El retorno (Argentina, Italia/2025). Dirección: Marcela Luchetta. Guion: Dieguillo Fernandez, Osvaldo Boscacci, Jose Luis Parise, Marcela Luchetta, Frank Marrero. Fotografía: Christian Cottet. Música: Gustavo Pomeranec, Jerónimo Naranjo. Edición: Dante Martinez, Martín Senderowicz. Elenco: Franco Masini, Gabriel Gallicchio, Luis Gnecco, Juanjo Puigcorbé, Miriam Giovanelli, Mariano Saborido, Elvira Onetto, Giampaolo Samá. Duración: 135 minutos. Calificación: Apta para mayores de 13 años con reservas. Distribuidora: Digicine. Nuestra opinión: buena.
A priori inimaginable -especialmente en este mundo donde Dios parece escondido detrás de un algoritmo-, pero qué sucedería si un hombre se revela como Jesucristo, que ha vuelto después de dos mil años para llevar al ser humano hasta los límites de su propia fe y hacerlo confrontar con las estructuras de poder que la sostienen.
Detrás de El retorno, ópera prima de Marcela Luchetta, está la idea de contraponer la fantasía bíblica con el despiadado mundo real, enfrentando al espectador con sus propias contradicciones y, de paso, trazar un paralelo entre pasado y presente. La complejidad que muestra el guion elige no quedarse con la anécdota, sino investigar en sus aristas (algunas más evidentes que otras), buscando conclusiones que le son ajenas, pero no por ello menos importantes.
Tomás Armento (Gabriel Gallicchio) es un sacerdote del Vaticano, comisionado a investigar rastros de divinidad, algo que nunca sucede. Sin embargo, su presente cambia cuando le anuncian que su hermano Abel (Franco Masini), a quien no ve desde hace más de diez años, tuvo un accidente y despertó de un coma profundo alegando ser la reencarnación de Jesús. ¿Locura o milagro? Probablemente, no haya una sola respuesta.

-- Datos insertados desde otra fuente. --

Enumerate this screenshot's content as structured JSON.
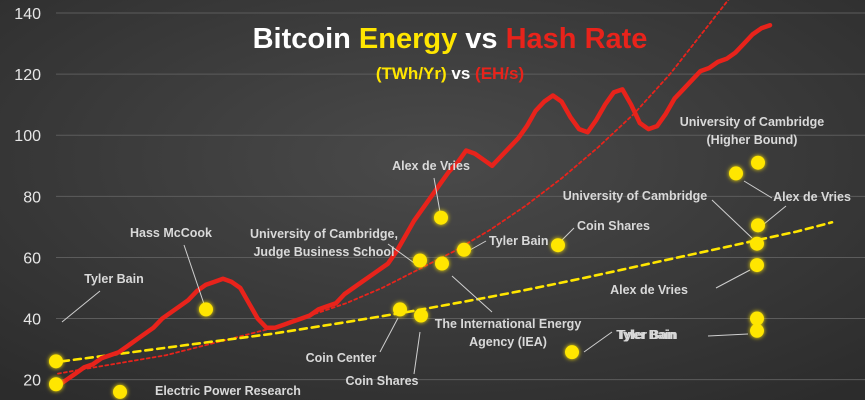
{
  "chart_data": {
    "type": "scatter",
    "title": {
      "parts": [
        {
          "text": "Bitcoin ",
          "color": "#ffffff"
        },
        {
          "text": "Energy",
          "color": "#ffe600"
        },
        {
          "text": " vs ",
          "color": "#ffffff"
        },
        {
          "text": "Hash Rate",
          "color": "#e8231b"
        }
      ]
    },
    "subtitle": {
      "parts": [
        {
          "text": "(TWh/Yr)",
          "color": "#ffe600"
        },
        {
          "text": " vs ",
          "color": "#ffffff"
        },
        {
          "text": "(EH/s)",
          "color": "#e8231b"
        }
      ]
    },
    "y_axis": {
      "min": 14,
      "max": 140,
      "ticks": [
        20,
        40,
        60,
        80,
        100,
        120,
        140
      ],
      "grid": true
    },
    "x_axis": {
      "labels_shown": false
    },
    "colors": {
      "hash_rate": "#e8231b",
      "estimates": "#ffe600",
      "background": "#3a3a3a"
    },
    "hash_rate_series": {
      "name": "Hash Rate",
      "values": [
        18,
        20,
        22,
        24,
        25,
        27,
        28,
        29,
        31,
        33,
        35,
        37,
        40,
        42,
        44,
        46,
        49,
        51,
        52,
        53,
        52,
        50,
        45,
        40,
        37,
        37,
        38,
        39,
        40,
        41,
        43,
        44,
        45,
        48,
        50,
        52,
        54,
        56,
        58,
        62,
        67,
        72,
        76,
        80,
        84,
        88,
        91,
        95,
        94,
        92,
        90,
        93,
        96,
        99,
        103,
        108,
        111,
        113,
        111,
        106,
        102,
        101,
        105,
        110,
        114,
        115,
        110,
        104,
        102,
        103,
        107,
        112,
        115,
        118,
        121,
        122,
        124,
        125,
        127,
        130,
        133,
        135,
        136
      ]
    },
    "trend_lines": [
      {
        "name": "hash-rate-trend",
        "color": "#e8231b",
        "values": [
          22,
          24,
          26,
          28,
          31,
          34,
          37,
          41,
          45,
          50,
          56,
          62,
          69,
          77,
          86,
          96,
          107,
          120,
          135,
          150
        ]
      },
      {
        "name": "energy-trend",
        "color": "#ffe600",
        "values": [
          26,
          27.5,
          29,
          30.5,
          32,
          33.5,
          35,
          36.8,
          38.6,
          40.5,
          42.4,
          44.5,
          46.6,
          48.8,
          51.1,
          53.5,
          56,
          58.5,
          61,
          63.5,
          66,
          68.5,
          71.5
        ]
      }
    ],
    "estimates": [
      {
        "label": "Tyler Bain",
        "value": 26
      },
      {
        "label": "",
        "value": 18.5
      },
      {
        "label": "Electric Power Research",
        "value": 16
      },
      {
        "label": "Hass McCook",
        "value": 43
      },
      {
        "label": "Coin Center",
        "value": 43
      },
      {
        "label": "Coin Shares",
        "value": 41
      },
      {
        "label": "University of Cambridge, Judge Business School",
        "value": 59
      },
      {
        "label": "The International Energy Agency (IEA)",
        "value": 58
      },
      {
        "label": "Alex de Vries",
        "value": 73
      },
      {
        "label": "Tyler Bain",
        "value": 62.5
      },
      {
        "label": "Coin Shares",
        "value": 64
      },
      {
        "label": "Tyler Bain",
        "value": 29
      },
      {
        "label": "University of Cambridge (Higher Bound)",
        "value": 91
      },
      {
        "label": "",
        "value": 87.5
      },
      {
        "label": "Alex de Vries",
        "value": 70.5
      },
      {
        "label": "University of Cambridge",
        "value": 64.5
      },
      {
        "label": "Alex de Vries",
        "value": 57.5
      },
      {
        "label": "Tyler Bain",
        "value": 40
      },
      {
        "label": "",
        "value": 36
      }
    ]
  }
}
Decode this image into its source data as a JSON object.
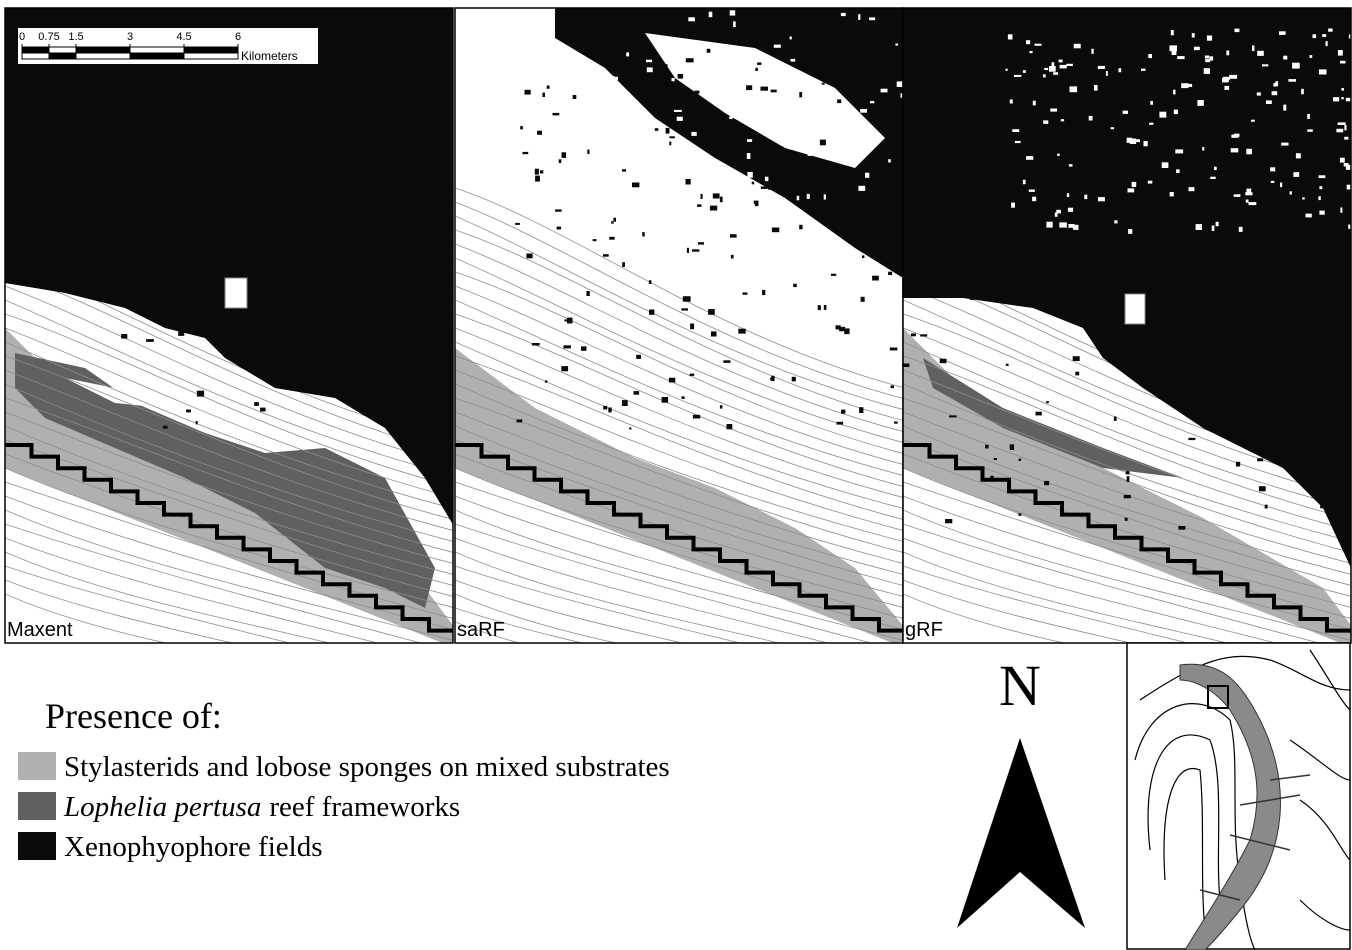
{
  "panels": [
    {
      "label": "Maxent"
    },
    {
      "label": "saRF"
    },
    {
      "label": "gRF"
    }
  ],
  "scale_bar": {
    "ticks": [
      0,
      0.75,
      1.5,
      3,
      4.5,
      6
    ],
    "unit": "Kilometers"
  },
  "legend": {
    "title": "Presence of:",
    "items": [
      {
        "label": "Stylasterids and lobose sponges on mixed substrates",
        "color": "#b0b0b0"
      },
      {
        "species": "Lophelia pertusa",
        "label": "reef frameworks",
        "color": "#606060"
      },
      {
        "label": "Xenophyophore fields",
        "color": "#0a0a0a"
      }
    ]
  },
  "north_arrow": {
    "label": "N"
  }
}
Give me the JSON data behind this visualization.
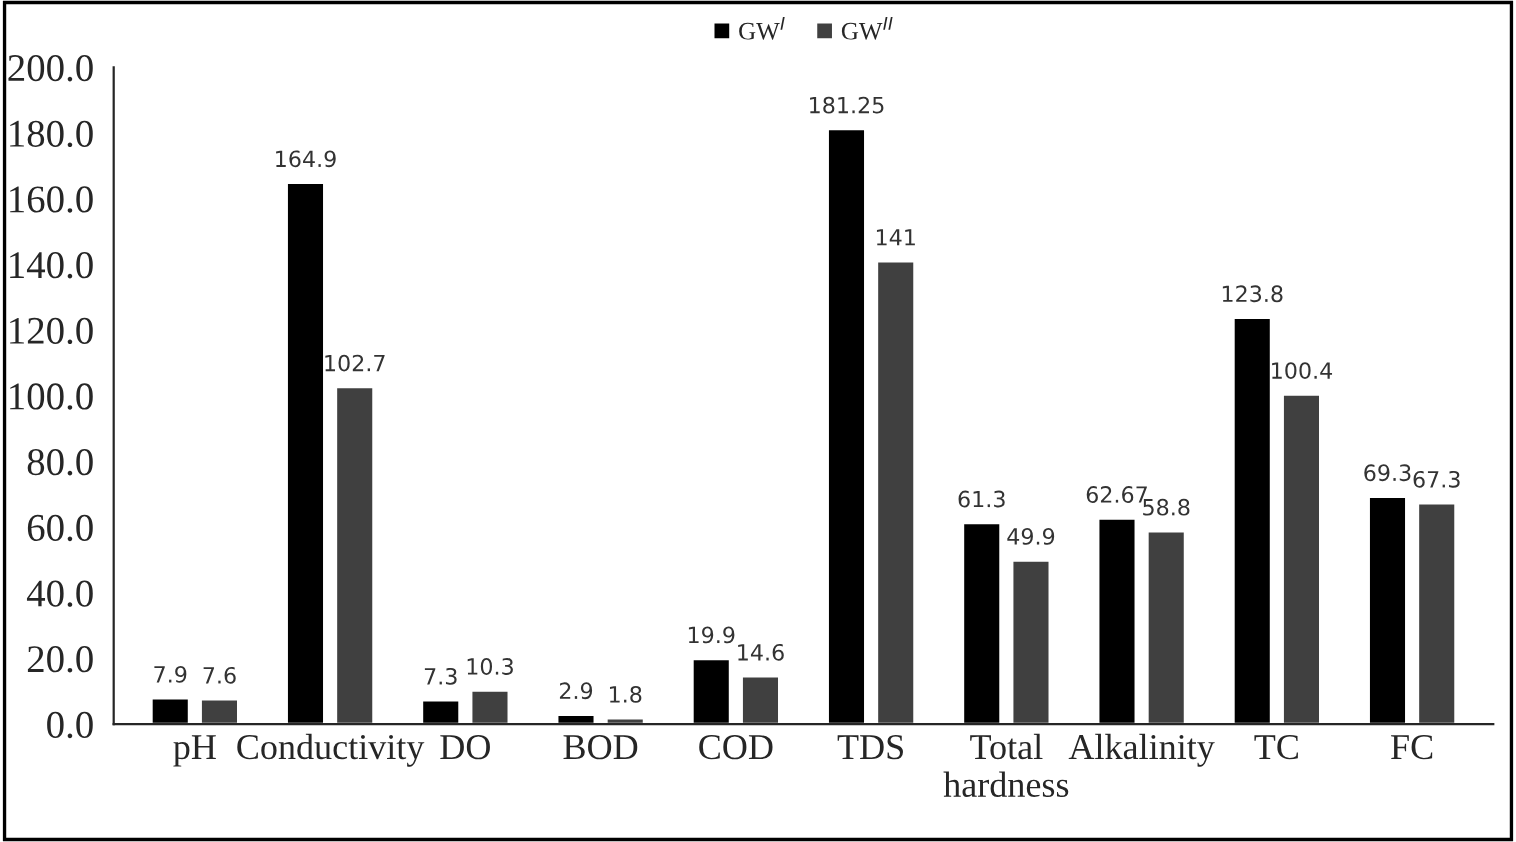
{
  "chart_data": {
    "type": "bar",
    "categories": [
      "pH",
      "Conductivity",
      "DO",
      "BOD",
      "COD",
      "TDS",
      "Total\nhardness",
      "Alkalinity",
      "TC",
      "FC"
    ],
    "series": [
      {
        "name": "GW$^{I}$",
        "color": "#000000",
        "values": [
          7.9,
          164.9,
          7.3,
          2.9,
          19.9,
          181.25,
          61.3,
          62.67,
          123.8,
          69.3
        ]
      },
      {
        "name": "GW$^{II}$",
        "color": "#404040",
        "values": [
          7.6,
          102.7,
          10.3,
          1.8,
          14.6,
          141,
          49.9,
          58.8,
          100.4,
          67.3
        ]
      }
    ],
    "ylim": [
      0,
      200
    ],
    "yticks": [
      {
        "value": 0,
        "label": "0.0"
      },
      {
        "value": 20,
        "label": "20.0"
      },
      {
        "value": 40,
        "label": "40.0"
      },
      {
        "value": 60,
        "label": "60.0"
      },
      {
        "value": 80,
        "label": "80.0"
      },
      {
        "value": 100,
        "label": "100.0"
      },
      {
        "value": 120,
        "label": "120.0"
      },
      {
        "value": 140,
        "label": "140.0"
      },
      {
        "value": 160,
        "label": "160.0"
      },
      {
        "value": 180,
        "label": "180.0"
      },
      {
        "value": 200,
        "label": "200.0"
      }
    ],
    "data_labels": true,
    "grid": false,
    "legend": "top"
  }
}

El retorno se beneficia de una puesta en escena creíble y minuciosa. Gran parte de la acción sucede en Roma, y el guion y la dirección no dejan nada librado al azar. Desde el vestuario hasta los escenarios todo tiene un viso de autenticidad que potencia el relato desde lo simbólico. Lo mismo sucede con los diálogos, que alternan entre italiano o español, de acuerdo a la acción y a los personajes involucrados. El meticuloso cuidado sonoro completa la experiencia sensorial.
Sin embargo, un punto aún más alto de la propuesta es la construcción de su protagonista. Abel, un excelente Franco Masini, se aleja de la épica tradicional, o los actos “sobrenaturales”. En este caso se trata de un hombre común que predica, e incluso se anima a reinterpretar algunos pasajes de la Biblia (la resurrección de Lázaro, la muerte de Jesucristo), mostrando la influencia de la Iglesia como institución, en la divulgación de los Evangelios. En este aspecto fue clave para la escritura del guion la investigación realizada por el psicoanalista José Luis Parise.
Mientras Abel hace equilibrio entre el carisma, la vulnerabilidad y la ambigüedad, su hermano Tomás es la mirada incrédula, siendo paradójicamente, el representante de la iglesia. El desarrollo de los vínculos entre ambos, así como los permanentes contrapuntos con los representantes de la jerarquía eclesiástica (desde obispos hasta el Santo Padre) sostienen la tensión dramática, abriendo preguntas sobre la naturaleza de la identidad y el poder. La película coquetea con el thriller sobrenatural, el drama existencial, el debate teológico y hasta con ciertas imágenes de modernidad que contrastan directamente con nuestro sistema de creencias. Y en cada uno de esos aspectos sale airosa, lo cual no es fácil.
El retorno juega al límite, puertas adentro con sus personajes y también hacia afuera, con la convicción de la platea. Institución y dogma se enfrentan con la versión más pura del milagro. Tal vez el caso de Abel sea una auténtica reencarnación, un desajuste a nivel psiquiátrico, o un fenómeno social. De cualquier modo, su sola presencia es una osadía, tanto para el relato como para quienes lo presencian. No será aquí donde se devele el misterio, pero la respuesta está ahí: adentro de quien se anime a preguntárselo.